Sağcılık ve Solculuk nedir gibi bir soruya verilecek tek cevap hiçbir şey olacaktır. Bu tip kelimelerin, insanların cümle içinde negatifliği veya pozitifliği sağladığını sanmasından öte hiçbir işlevi bulunmamaktadır (bkz: Avamın Kelime Algısı). Söyleyene de sanki bir şeyler biliyormuş gibi gözükme bağlamında bir hava katması dolayısıyla da avamlar tarafından çok hızlı bir biçimde benimsenmektedir.
Tüm bunlara rağmen, yine de bir tanım yapmam istenseydi, kendisini bu sıfatlarla ifade edenlerin ortak özelliklerine bakarak, solculuk için "cehaletini ukala taklidi ile kapatma sanatı", sağcılık için ise "ahlaksızlığını din ile harmanlama sanatı" derdim.
Bu zamana kadar, bu sitede sağcılık ve türevlerini birçok yazıda defalarca işledim. Ama solculuk adı altında yapılanları çok ele alamadık. Özellikle hadlerini aşarak girdikleri konularda nasıl saçmaladıklarını… Biraz da bunu işleyelim.
Solculuk işçi kavramına vurgu üzerine ilerleyen bir söyleme sahiptir. Ama buradaki işçi, bir kahramana muhtaç olan işçidir. Eğer kendi aktivitesini kendi yapıyorsa, bu durum, sol dernek adı altında açılmış yerlerde takılanlar için makbul değildir. Çünkü üzerinden kahramanlık çıkaramaz bu doğuştan kahramanlar. Onun için kendine solcu diye isim takanlar için, işçinin cahili ve kahramana muhtaç olanı makbuldür.
Yani mesele, işçi kavramını bu kahramancıklar için, oyunlarında ihtiyaç duydukları figüranı sağlamasıdır. Bu senaryoya göre eğer işçiler kahramana muhtaç kesimse, kendini solcu olarak ananlar devamlı olarak "işçi muhabbeti" yaptıklarına göre, o zaman onlar da doğrudan bu kesimin aradığı kahramanı temsil ediyor olacaklar. Yani burada, kim işçi muhabbeti açarsa, o, kahraman olur gibi bir algı oluşmuş oluyor.
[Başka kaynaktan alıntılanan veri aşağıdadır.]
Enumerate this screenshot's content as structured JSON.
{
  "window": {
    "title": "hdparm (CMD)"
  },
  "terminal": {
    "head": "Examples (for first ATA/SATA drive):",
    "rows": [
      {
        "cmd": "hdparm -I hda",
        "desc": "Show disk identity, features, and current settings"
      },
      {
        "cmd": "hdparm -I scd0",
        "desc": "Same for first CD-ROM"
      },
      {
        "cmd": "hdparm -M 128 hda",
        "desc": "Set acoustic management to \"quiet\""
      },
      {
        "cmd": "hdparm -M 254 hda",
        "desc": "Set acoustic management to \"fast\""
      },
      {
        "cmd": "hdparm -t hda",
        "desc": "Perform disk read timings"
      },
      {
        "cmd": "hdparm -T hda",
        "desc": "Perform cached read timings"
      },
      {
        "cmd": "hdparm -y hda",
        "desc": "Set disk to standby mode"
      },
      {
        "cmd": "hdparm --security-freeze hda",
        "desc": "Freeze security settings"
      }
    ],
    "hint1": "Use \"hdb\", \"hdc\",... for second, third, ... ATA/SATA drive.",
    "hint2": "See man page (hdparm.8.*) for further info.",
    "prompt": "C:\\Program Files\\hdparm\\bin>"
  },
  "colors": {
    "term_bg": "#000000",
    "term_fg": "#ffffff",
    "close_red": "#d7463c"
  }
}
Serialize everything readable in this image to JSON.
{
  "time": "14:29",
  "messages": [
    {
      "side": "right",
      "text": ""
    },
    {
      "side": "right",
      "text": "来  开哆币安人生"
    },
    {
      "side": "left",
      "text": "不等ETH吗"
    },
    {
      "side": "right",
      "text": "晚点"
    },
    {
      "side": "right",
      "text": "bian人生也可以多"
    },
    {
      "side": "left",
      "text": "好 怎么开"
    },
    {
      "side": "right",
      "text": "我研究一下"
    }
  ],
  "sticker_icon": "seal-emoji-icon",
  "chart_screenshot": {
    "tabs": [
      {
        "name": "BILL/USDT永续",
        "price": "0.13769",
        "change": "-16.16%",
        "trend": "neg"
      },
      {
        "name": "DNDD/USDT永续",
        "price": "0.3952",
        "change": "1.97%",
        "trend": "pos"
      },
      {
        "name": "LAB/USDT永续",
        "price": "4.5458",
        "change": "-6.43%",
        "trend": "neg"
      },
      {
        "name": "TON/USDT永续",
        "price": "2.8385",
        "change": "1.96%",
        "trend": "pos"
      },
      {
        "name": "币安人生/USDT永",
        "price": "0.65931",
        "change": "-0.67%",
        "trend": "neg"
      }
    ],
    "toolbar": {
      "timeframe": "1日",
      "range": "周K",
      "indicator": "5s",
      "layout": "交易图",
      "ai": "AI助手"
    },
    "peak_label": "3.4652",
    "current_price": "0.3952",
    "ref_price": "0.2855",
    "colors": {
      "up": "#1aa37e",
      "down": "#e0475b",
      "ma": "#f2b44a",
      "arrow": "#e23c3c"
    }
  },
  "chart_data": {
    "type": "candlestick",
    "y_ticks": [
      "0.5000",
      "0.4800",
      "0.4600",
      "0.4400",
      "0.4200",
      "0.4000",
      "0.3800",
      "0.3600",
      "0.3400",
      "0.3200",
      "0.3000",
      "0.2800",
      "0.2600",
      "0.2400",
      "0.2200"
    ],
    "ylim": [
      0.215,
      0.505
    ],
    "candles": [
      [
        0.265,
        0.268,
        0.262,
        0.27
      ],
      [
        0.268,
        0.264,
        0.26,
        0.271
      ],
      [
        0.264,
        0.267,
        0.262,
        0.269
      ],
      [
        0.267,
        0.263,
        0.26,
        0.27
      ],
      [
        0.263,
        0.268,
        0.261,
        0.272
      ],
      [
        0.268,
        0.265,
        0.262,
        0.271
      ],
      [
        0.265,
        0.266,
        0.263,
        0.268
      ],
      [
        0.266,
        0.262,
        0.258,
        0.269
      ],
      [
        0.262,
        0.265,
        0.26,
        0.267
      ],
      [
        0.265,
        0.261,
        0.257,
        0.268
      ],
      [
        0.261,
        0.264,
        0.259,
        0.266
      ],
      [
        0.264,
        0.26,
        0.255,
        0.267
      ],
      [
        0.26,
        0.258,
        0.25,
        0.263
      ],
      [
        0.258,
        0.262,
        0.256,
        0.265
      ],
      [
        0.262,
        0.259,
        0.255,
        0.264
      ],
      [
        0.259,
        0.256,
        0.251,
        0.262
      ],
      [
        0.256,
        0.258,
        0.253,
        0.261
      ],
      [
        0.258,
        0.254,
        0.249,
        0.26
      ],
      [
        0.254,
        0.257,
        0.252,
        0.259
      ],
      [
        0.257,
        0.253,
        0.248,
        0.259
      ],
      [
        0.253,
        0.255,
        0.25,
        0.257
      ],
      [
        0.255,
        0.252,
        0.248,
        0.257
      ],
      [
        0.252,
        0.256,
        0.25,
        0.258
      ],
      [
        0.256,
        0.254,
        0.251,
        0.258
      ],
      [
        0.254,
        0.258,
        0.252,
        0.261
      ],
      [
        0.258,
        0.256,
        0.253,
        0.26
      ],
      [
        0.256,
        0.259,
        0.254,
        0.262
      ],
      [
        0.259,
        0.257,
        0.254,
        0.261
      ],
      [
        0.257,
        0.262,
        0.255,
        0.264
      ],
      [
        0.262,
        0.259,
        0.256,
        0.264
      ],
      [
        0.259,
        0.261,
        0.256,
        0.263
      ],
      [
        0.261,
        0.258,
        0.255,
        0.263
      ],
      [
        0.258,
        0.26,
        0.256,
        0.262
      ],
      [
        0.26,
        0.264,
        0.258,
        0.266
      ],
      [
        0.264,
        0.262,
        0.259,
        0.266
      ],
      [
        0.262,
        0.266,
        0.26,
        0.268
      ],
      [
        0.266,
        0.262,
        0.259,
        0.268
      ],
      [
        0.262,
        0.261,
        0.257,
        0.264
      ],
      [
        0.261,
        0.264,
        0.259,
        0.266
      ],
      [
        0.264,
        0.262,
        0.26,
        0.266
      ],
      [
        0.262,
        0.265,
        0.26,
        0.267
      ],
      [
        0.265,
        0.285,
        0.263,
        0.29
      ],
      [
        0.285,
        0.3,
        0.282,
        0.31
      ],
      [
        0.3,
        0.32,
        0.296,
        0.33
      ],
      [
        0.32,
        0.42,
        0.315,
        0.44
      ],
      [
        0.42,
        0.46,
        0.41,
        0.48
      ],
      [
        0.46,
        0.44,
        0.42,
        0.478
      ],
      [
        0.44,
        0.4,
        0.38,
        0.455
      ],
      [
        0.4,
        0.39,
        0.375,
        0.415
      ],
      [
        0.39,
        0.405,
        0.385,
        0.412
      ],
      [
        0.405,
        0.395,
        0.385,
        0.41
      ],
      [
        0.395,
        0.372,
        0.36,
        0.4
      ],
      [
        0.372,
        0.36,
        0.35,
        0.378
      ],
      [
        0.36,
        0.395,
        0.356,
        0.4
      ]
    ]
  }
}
Yani hiçbir şey yapmıyorsun sadece çene çalarak kahraman oluyorsun. Burada anahtar nokta ise işçinin mutlaka aşağı kesimden olması gerektiğidir. Roller dağıtılmış, bitmiş gitmiş. (Ah keşke kahraman olabileceği bir birikimi olsa da bize sunmuş olsa...)
İşte bu bilinçaltı kabulleri, yaptıkları konuşmalarda, yazdıkları kitaplarda kendini çok çeşitli şekilde gösterir. Mesela, devamlı olarak "işçilerin aydınlatılmasından" bahsederler. Onlar işçilerin "aydınlatılması" için son derece değerli bir malzeme bırakmışlarmış. Onların insanları aydınlatabilme gibi bir özellikleri varmış. Öyle şartlamış kendilerini, doğuştan kahramanlarımız. Bizim de öyle kabul etmemiz gerekiyormuş. Hatta işçi kavramına atfettikleri bu aşağı durumun yansıması, yazdıkları kitaplarda işçiler ile aydınları ifade ederken, "işçi ve aydınlar" şeklinde yer alır. Yani bir işçi aydın olamaz. Olmamalıdır. Yoksa bütün büyü bozulur.
Burada aslında garip (ve biraz da komik) bir şekilde "işçi" kavramına yöneltilmiş bir aşağılama söz konusu. Hani kaba tabirle "övüyor mu sövüyor mu belli değil" derler ya, aynen o durum yaşanıyor. Yazılan yazılara, konuşmalara dikkat edin, bunun nasıl bir sanatçı edası ile icra edildiğini göreceksiniz.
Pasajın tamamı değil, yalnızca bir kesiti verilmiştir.